Empower *Everyone*: Leaderless Movements

Today I read this article about leaderless movements like Occupy Wall Street. The article itself doesn’t quite deliver on its promise (“The history of leaderless movements”), but it got me thinking.

When’s the last time you were part of a leaderless movement? Can you remember? No guru, no one spokesperson, no one hero or “example”?

Some of you were probably part of such a movement, but you didn’t notice. That’s because we are blind to it. We think that movements need leaders, or they can’t go anywhere, right? I mean, if there is no leader then who is the movement going to follow?

But a following is not a movement. It’s a mob.

Oftentimes people regale me with stories of brilliant and wise or exceptionally good people. I always thought, hey, kudos to them. But now that I’m in this “let’s move” mode, when most of my conscious thought is driven by The Work that is Urgent,  I’ve become mentally allergic to such stories. People on the pedestal are anathema to the empowerment of the many, of all. They are the ideal we can’t attain. They also absolve us of our own empowerment and decision making, and all that comes with it, like responsibility and sacrifice.

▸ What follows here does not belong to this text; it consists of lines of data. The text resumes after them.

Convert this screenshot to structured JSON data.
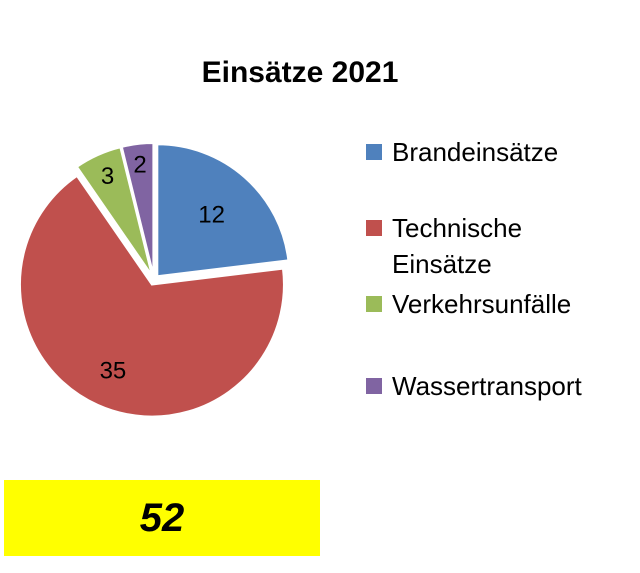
{
  "chart_data": {
    "type": "pie",
    "title": "Einsätze 2021",
    "categories": [
      "Brandeinsätze",
      "Technische Einsätze",
      "Verkehrsunfälle",
      "Wassertransport"
    ],
    "values": [
      12,
      35,
      3,
      2
    ],
    "colors": [
      "#4f81bd",
      "#c0504d",
      "#9bbb59",
      "#8064a2"
    ],
    "exploded": true,
    "start_angle_deg": 0,
    "legend_position": "right"
  },
  "legend": {
    "items": [
      {
        "label": "Brandeinsätze",
        "color": "#4f81bd"
      },
      {
        "label": "Technische\nEinsätze",
        "color": "#c0504d"
      },
      {
        "label": "Verkehrsunfälle",
        "color": "#9bbb59"
      },
      {
        "label": "Wassertransport",
        "color": "#8064a2"
      }
    ]
  },
  "total": {
    "value": "52",
    "background": "#ffff00"
  }
}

Now I know why I am drawn to that saying: we are the people we’ve been waiting for! “We”: you and I, all of us, we’re all heroes. We should be.

All we need to do is move. Move ourselves.

I realize that when I introduce Transition, I usually invoke Rob Hopkins. Though I try to stress that he’s a normal person like you and I, I still always end up implying that he’s a saint. I’m going to quit that. I’m going to stress: Transition is what *you* do, when you volunteer to restore that apple orchard, when you grow your own food, when you walk or bike instead of drive, etc.

The movement is not in or because of Rob Hopkins. Or Richard Heinberg or Joel Salatin or Bill McKibben. Yes, they are exceptional people, or rather, they have an exceptional grasp of what is going on and what we need to do. Yes, we should listen to what they have to say.

But they must not be our leaders. If they are, then it’s not us, moving, making a movement, leading ourselves. We can adopt their ideas, their principles, but real, lasting action will only come out of that if we make them our own.